Rather than being duped or seduced by Hitler and the Nazis, German citizens, to a large extent, made “deliberate, self-conscious, and knowledgeable political choices,” Fritzsche writes. National Socialism “exerted strong pressure on citizens to convert” to Nazi ideas and ways of thinking, he writes. But it also designed institutional settings, such as community camps, in which citizens had to grapple with many of the issues involved.

National Socialism “did not succeed through seduction or paralysis or hypnosis. It was by turns unsettling and meaningful to millions of people,” he writes. In letters and diaries, as well as reports from visitors at the time, Germans showed a surprising willingness to discuss their political experiences, he writes.
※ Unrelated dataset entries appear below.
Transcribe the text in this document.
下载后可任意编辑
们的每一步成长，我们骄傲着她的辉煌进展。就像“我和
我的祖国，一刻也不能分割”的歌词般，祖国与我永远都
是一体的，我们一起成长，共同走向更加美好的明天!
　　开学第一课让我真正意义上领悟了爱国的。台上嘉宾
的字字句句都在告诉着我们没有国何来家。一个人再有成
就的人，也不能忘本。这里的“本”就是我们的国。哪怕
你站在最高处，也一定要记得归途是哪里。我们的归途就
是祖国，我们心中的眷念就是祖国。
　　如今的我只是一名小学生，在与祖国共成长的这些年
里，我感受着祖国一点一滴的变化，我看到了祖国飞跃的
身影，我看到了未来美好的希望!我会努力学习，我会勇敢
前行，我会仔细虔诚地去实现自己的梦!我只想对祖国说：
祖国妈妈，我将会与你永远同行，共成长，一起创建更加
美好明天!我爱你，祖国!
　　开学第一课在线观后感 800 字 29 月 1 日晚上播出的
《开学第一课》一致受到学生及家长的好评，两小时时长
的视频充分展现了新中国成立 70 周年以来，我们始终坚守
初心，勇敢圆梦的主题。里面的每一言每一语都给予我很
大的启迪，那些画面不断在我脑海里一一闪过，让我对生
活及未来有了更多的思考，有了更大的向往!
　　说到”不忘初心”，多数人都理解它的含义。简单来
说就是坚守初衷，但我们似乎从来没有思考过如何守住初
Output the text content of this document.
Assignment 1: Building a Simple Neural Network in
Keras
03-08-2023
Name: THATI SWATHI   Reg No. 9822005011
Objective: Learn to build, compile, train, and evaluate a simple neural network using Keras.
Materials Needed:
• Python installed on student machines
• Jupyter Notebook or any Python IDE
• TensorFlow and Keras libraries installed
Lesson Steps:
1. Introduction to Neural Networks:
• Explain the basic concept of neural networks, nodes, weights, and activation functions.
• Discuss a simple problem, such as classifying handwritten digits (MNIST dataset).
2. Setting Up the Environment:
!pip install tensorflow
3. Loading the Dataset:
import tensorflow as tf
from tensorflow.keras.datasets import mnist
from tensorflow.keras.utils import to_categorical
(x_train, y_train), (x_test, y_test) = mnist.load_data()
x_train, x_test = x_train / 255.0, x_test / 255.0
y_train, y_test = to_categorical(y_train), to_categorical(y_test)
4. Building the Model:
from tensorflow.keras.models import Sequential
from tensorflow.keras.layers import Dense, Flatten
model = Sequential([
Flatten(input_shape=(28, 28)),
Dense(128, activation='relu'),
“The National Socialist revolution intensified self-scrutiny,” Fritzsche writes. Individuals “debated for themselves the whole question of becoming – of becoming a National Socialist, a comrade, a race-minded German, of remaining true to the old or joining the new.” They grappled with questions of fitting in or going along, with the morality of anti-Jewish policies and the conduct of the war.

“The outcome of these examinations varied from person to person,” Fritzsche writes, but “this struggle is what Germans came to share in the Third Reich.”

In the ongoing historical debate about to what extent Germans became Nazis during the years 1933-45, Fritzsche makes the case that “more Germans were Nazis and Germans more National Socialist than was previously thought.”

Fritzsche also found in diaries and letters that “Hitler was not the central figure that one might think” for those living under the Third Reich. “The political scene in most diaries involves the local activities of the National Socialists and their auxiliary organizations … The Nazi project, not Hitler’s charisma, was the main point of orientation; Nazi ideas, and not Hitler’s words, the guiding maxims,” he writes.

Even after years of researching the topic, Fritzsche says “the whole phenomenon of Nazism represents a fundamental challenge to explanation.”

Given that the Nazis “redescribed the world, and got the German people to go along some of the way, scholars need to take seriously National Socialist ideology and its concepts of community, nation, and race,” Fritzsche writes.

“The Nazis are frightening because they expanded notions of what is politically and morally possible in the modern world.”